Des Wahnsinns fette Beute

Das Remake orientiert sich inhaltlich nahe am Original, tauscht dabei aber zahlreiche Charaktere aus, angefangen beim Protagonisten. Der heißt nun nicht mehr Samuel Gordon sondern David und ist im Vergleich zum Vorbild auch nicht mehr der gänzlich verschlossene Unsympath von einst. Auch sagen wir dem England der Achtziger Lebewohl und besuchen stattdessen Schottland im Jahr 1930. Nach einer langen Zeit in Indien kehrt er in die Abgeschiedenheit der Highlands zurück, wo die letzten Nachkommen seiner Sippe das Schloss Black Mirror bewohnen. Sein Vater ist vor kurzem gestorben und hat dem Sohnemann ein paar kryptische Hinweise vermacht. Angeblich liegt ein uralter Fluch auf der Familie Gordon und dem Schloss selbst. Diesen Hinweisen nachzugehen scheint zu Beginn jedoch gar nicht so einfach zu sein.

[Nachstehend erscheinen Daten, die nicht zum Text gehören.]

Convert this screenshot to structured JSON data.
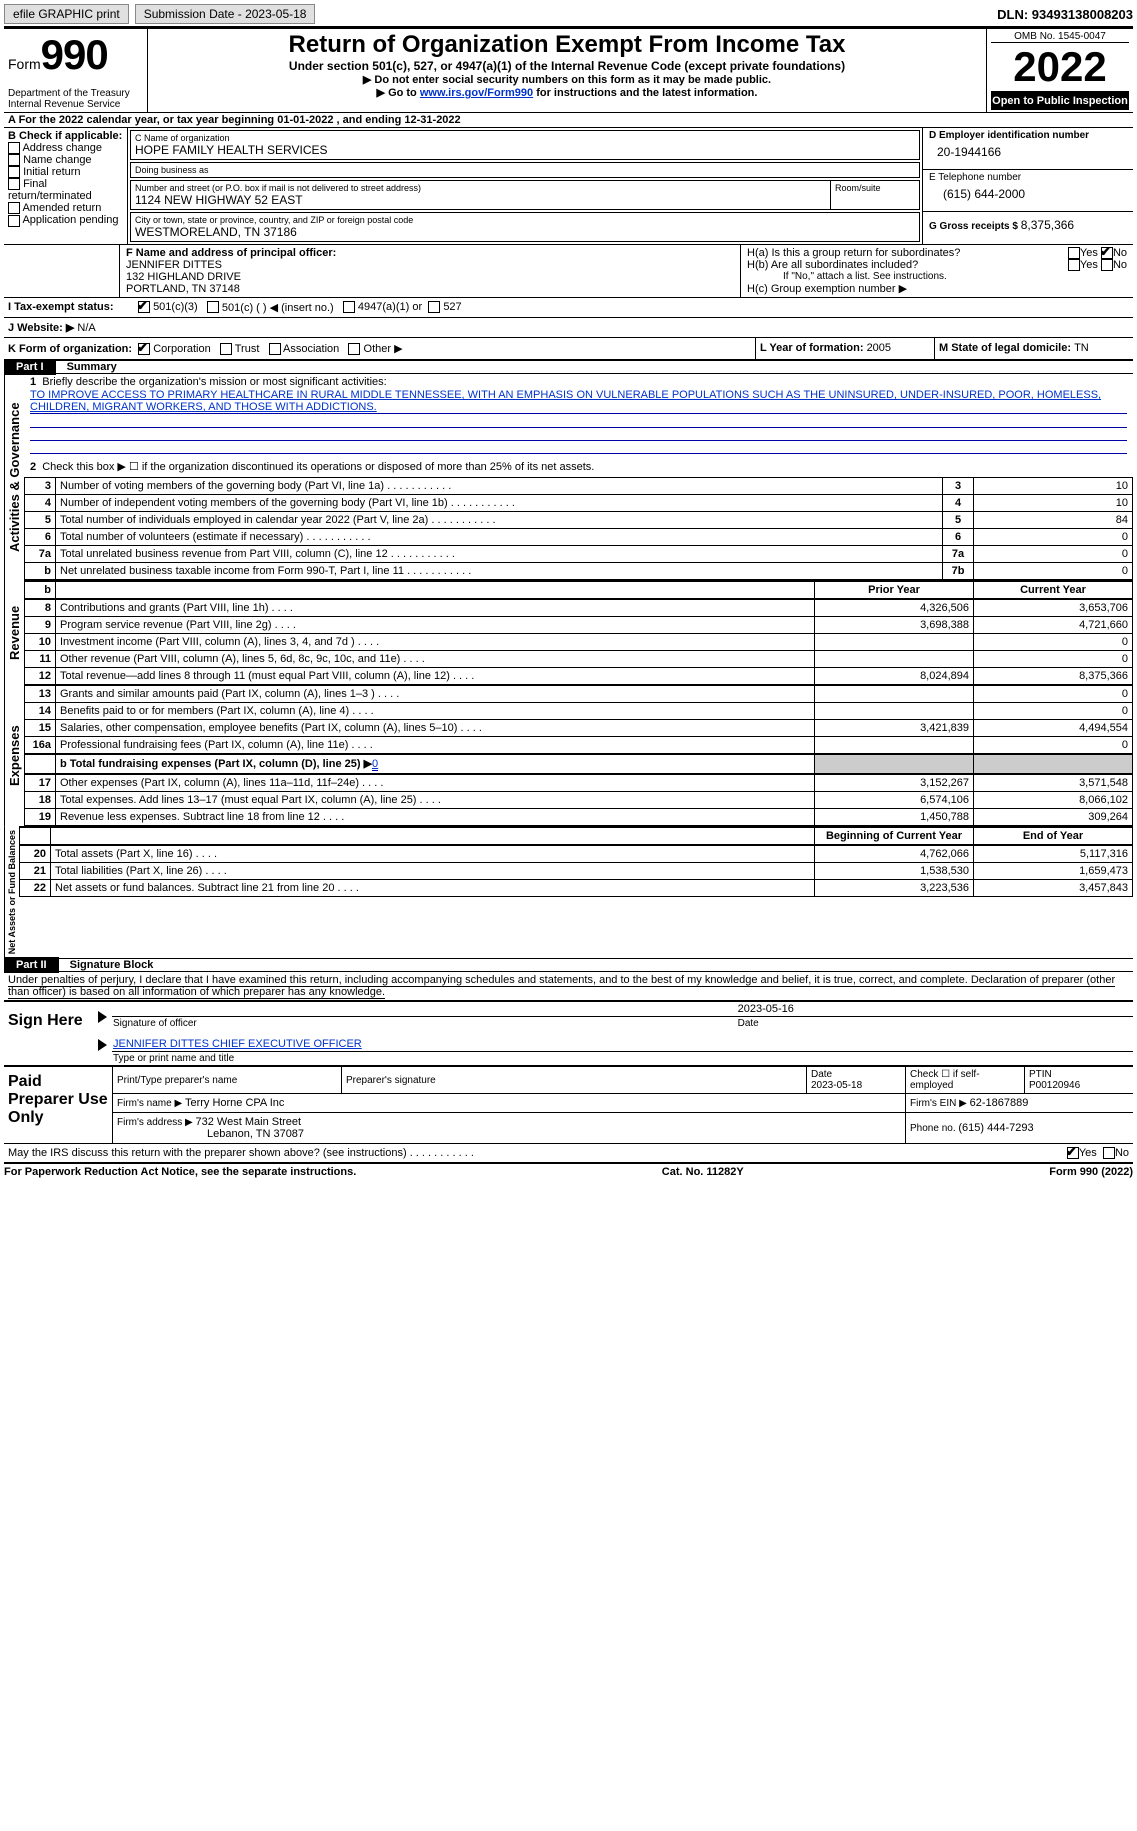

Die greise Tante, eine waschechte Lady, scheint wesentlich mehr zu wissen, als sie zu Beginn preisgeben will. Der alte Herr sei einfach dem Wahnsinn verfallen, das sei auch schon alles. Aber stimmt das wirklich? Das Dienstmädchen scheint verängstigt zu sein, der fast blinde Gärtner will ebenfalls nicht auspacken. Und das sind nur wenige der illustren Charaktere, die sich rund um das Schloss tummeln.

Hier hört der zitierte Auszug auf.